Is there too much when it comes to L-Arginine supplementation? Like everything else in this world, too much of everything can’t be good. L-Arginine has since become known in the nutrition and fitness industry for its benefits, mainly because it transforms to nitric oxide. Nitric oxide, in turn, dilates the blood vessels, improving blood circulation. Greater blood flow means improved bodily functions, such as enhanced cardiovascular state and sexual health.
Moreover, L-Arginine initiates the body to generate protein, which is why bodybuilders often opt for its supplementation. On the other hand, it hasn’t been identified what the precise amount of L-Arginine the average individual can manage physiologically is. In some instances, there’s the likelihood to use L-Arginine too much, more than your body can handle, which causes for adverse reactions to occur.
Below are some possible side effects users of L-Arginine when there’s too much supplementation:
L-Arginine can boost levels of stomach acid, especially gastrine. Excessive amount of gastrine can lead to stomachache and feeling nauseous. In addition, you could also encounter bloating, cramps, and diarrhea.
For some individuals, anaphylaxis or an allergic response can take place when L-Arginine is not accepted well by their bodies. Of course, the seriousness of this allergic condition heightens as you also increase your L-Arginine dose. Possible symptoms are itchiness, skin rashes, inflamed eyes, or worst, difficulty breathing. Those with asthma could be more likely to experience said symptoms.
Blood pressure issues
Since L-Arginine contains vasodilating qualities, user can experience low blood pressure as an adverse reaction to consumption. You’re experiencing low blood pressure if you’re feeling dizzy or blurriness. It’s best to call your doctor if you encounter these low blood pressure signs or any other related symptoms.
Being an amino acid, L-Arginine can also have an impact on your chemical and electrolyte levels. Thus, there can be changes on the body’s chemical compositions. For instance, it can boost the body’s manufacturing of potassium, chloride, creatinine, and blood urea nitrogen. Consumption of L-Arginine can also reduce sodium and phosphate levels. People who suffer from kidney or liver issues are more prone to alterations in these chemical imbalances. Thus, they should speak with their doctors first before pursuing L-Arginine supplementation.
It is also crucial to consider your diet since you can also obtain L-Arginine from certain foods.

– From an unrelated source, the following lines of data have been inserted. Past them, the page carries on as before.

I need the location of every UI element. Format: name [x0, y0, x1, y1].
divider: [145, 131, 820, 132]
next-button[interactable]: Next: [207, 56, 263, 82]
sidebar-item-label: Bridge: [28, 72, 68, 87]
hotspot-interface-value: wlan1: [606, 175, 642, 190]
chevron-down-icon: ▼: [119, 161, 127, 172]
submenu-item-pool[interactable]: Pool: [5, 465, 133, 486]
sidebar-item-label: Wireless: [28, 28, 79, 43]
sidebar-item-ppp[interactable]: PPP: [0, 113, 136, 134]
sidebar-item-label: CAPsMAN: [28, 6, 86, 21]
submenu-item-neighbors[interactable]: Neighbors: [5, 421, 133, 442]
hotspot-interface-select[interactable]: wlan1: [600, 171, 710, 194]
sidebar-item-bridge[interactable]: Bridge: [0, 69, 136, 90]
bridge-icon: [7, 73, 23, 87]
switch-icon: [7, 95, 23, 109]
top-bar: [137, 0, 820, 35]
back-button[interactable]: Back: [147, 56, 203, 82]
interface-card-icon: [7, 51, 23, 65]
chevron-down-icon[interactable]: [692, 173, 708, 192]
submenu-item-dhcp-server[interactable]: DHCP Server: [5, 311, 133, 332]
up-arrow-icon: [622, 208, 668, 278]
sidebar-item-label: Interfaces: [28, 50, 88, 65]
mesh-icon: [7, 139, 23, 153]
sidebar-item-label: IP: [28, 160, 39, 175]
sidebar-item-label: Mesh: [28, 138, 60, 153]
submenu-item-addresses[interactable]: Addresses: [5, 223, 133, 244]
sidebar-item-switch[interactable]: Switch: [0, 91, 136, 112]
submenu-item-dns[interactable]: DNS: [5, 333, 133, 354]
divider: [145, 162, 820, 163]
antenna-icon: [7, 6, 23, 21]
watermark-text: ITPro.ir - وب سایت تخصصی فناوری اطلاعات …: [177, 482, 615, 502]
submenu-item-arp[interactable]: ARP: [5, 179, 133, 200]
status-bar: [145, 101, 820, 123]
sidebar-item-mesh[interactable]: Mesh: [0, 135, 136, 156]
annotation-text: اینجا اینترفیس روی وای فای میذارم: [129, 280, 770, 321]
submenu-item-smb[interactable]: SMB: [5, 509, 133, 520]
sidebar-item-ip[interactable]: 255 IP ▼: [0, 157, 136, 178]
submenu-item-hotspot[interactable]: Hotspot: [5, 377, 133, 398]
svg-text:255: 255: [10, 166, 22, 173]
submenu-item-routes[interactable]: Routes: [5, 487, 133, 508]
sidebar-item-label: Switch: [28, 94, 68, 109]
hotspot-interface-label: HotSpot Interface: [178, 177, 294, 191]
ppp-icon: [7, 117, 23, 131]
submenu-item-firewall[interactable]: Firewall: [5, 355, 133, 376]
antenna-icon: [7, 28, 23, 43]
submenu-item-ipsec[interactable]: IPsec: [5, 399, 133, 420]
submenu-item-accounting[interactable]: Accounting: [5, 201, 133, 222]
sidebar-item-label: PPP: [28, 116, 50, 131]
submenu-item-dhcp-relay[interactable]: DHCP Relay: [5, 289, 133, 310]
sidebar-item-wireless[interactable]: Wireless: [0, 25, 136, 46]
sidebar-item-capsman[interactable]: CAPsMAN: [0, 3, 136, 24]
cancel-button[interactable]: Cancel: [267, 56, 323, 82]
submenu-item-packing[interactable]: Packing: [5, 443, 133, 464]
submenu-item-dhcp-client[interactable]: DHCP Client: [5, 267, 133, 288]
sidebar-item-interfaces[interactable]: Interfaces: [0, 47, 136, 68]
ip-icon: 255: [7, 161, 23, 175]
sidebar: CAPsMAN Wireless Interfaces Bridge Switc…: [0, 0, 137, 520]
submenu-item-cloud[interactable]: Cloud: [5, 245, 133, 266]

You can figure out what your safe dosage is when you also take your diet into consideration. For instance, there are several nuts and seeds that have great L-Arginine content. In addition, you can also acquire this amino acid from the likes of raisins, coconut, corn, chocolate, brown rice, and some meats. Hence, if you mostly consume these food items as part of your daily diet, then you should start your L-Arginine supplementation at a low dosage in order to measure your body’s response.
Moreover, a conventional dose of this amino acid is 2-3 grams ingested orally thrice daily. Begin with a low dosage to gauge your body’s tolerance. Eventually, you can slowly augment your dose as your body’s reaction appears to be normal. It’s also best to speak with your physician prior to taking any supplement for the purpose of ruling out any health problems that could be worsened by taking L-Arginine.
As mentioned, there’s no definite amount as to when L-Arginine supplementation becomes too much. This hasn’t been determined yet. The only way you can know is to gauge your body’s tolerance and reaction to its use. For this reason, caution and keen observation are required.